Reputation: 135
I need to transfer big blocks of data (~6MB) to my driver from user space. In the driver, I allocate 2 3MB chunks per block using pci_alloc_consistent(). I then mmap() each block (i.e. 2 chunks) to a single vma using vm_insert_page(). This allows user space to read/write each block after mmap'ing it. It seems to work but the performance is not acceptable.
I also implemented another way of writing/reading to/from the memory allocated by pci_alloc_consistent() in the driver. I use write() from user space and then copy_from_user() in the driver to move content of each chunk in the block to the above memory. I do the opposite for reads.
I found that the first approach was at least 2-3 times slower and used ~40% more cpu. I expected that introduction of an additional buffer copy in the second case would make it slower. However, that was not the case.
I ran thest tests on x86 64-bit platforms, kernels: 2.6.* and 3.*.
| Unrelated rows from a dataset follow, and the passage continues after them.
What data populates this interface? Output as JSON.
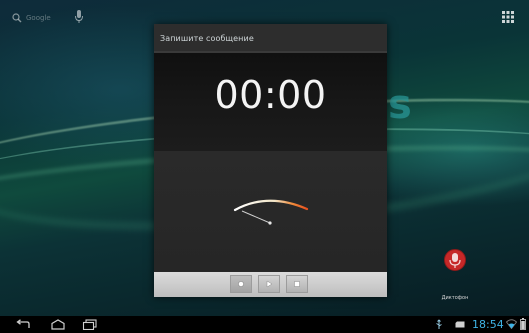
{
  "home": {
    "search_label": "Google",
    "icons": {
      "search": "search-icon",
      "mic": "mic-icon",
      "apps": "apps-icon"
    },
    "shortcut": {
      "label": "Диктофон",
      "icon": "microphone-recorder-icon"
    }
  },
  "dialog": {
    "title": "Запишите сообщение",
    "timer": "00:00",
    "meter_icon": "vu-meter-icon",
    "controls": {
      "record": "record-icon",
      "play": "play-icon",
      "stop": "stop-icon"
    }
  },
  "status_bar": {
    "clock": "18:54",
    "icons": [
      "usb-icon",
      "sd-card-icon",
      "wifi-icon",
      "battery-icon"
    ]
  },
  "navigation": {
    "icons": [
      "back-icon",
      "home-icon",
      "recent-apps-icon"
    ]
  },
  "colors": {
    "clock_accent": "#3fb3e6",
    "meter_arc_start": "#ffffff",
    "meter_arc_end": "#e8501e",
    "recorder_icon": "#c62828"
  }
}
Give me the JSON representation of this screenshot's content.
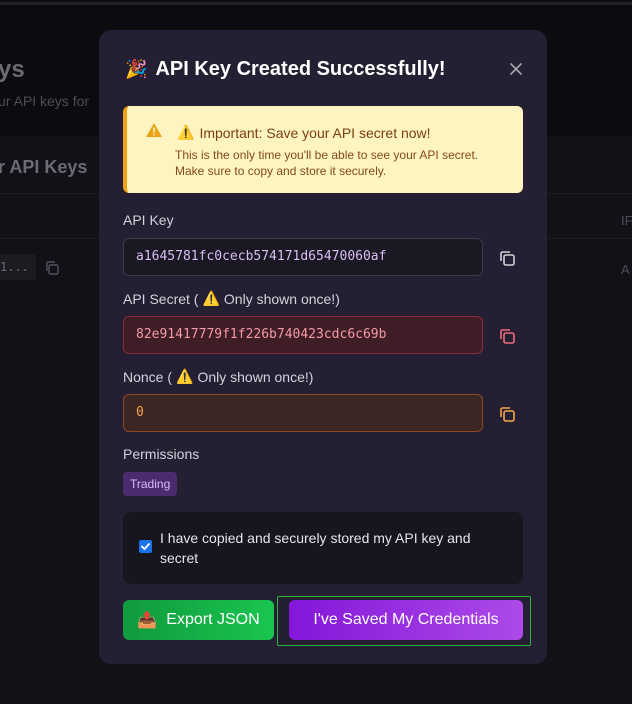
{
  "background": {
    "title": "ys",
    "subtitle": "ur API keys for",
    "panel_title": "r API Keys",
    "header_right": "IF",
    "row_key_preview": "1...",
    "row_right": "A"
  },
  "modal": {
    "icon": "party-popper-icon",
    "title": "API Key Created Successfully!",
    "alert": {
      "title": "Important: Save your API secret now!",
      "body_line1": "This is the only time you'll be able to see your API secret.",
      "body_line2": "Make sure to copy and store it securely."
    },
    "fields": {
      "api_key_label": "API Key",
      "api_key_value": "a1645781fc0cecb574171d65470060af",
      "api_secret_label": "API Secret (",
      "api_secret_note": "Only shown once!)",
      "api_secret_value": "82e91417779f1f226b740423cdc6c69b",
      "nonce_label": "Nonce (",
      "nonce_note": "Only shown once!)",
      "nonce_value": "0"
    },
    "permissions": {
      "label": "Permissions",
      "items": [
        "Trading"
      ]
    },
    "confirmation": {
      "checked": true,
      "text": "I have copied and securely stored my API key and secret"
    },
    "buttons": {
      "export_label": "Export JSON",
      "saved_label": "I've Saved My Credentials"
    }
  },
  "colors": {
    "modal_bg": "#241f32",
    "alert_bg": "#fef4c2",
    "secret_border": "#8a2d3b",
    "nonce_border": "#8b4a26",
    "export_green": "#19c54f",
    "saved_purple": "#9c2fe1"
  }
}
Do the above results make sense? If yes, can someone please provide some background on what is taking place?
Thanks.
Upvotes: 3
Views: 1147
Reputation: 501
caching is probably disabled. Did you ioremap_cache() the chunks that you allocated and vm_inserted? Iv come across this kind of problem on x86/x86_64 and has to do with PAT(page attribute table). You need to ioremap_cache() the physical pages to set the memory type as cache-able and then call vm_insert_page. That should fix your performance issue.
Upvotes: 3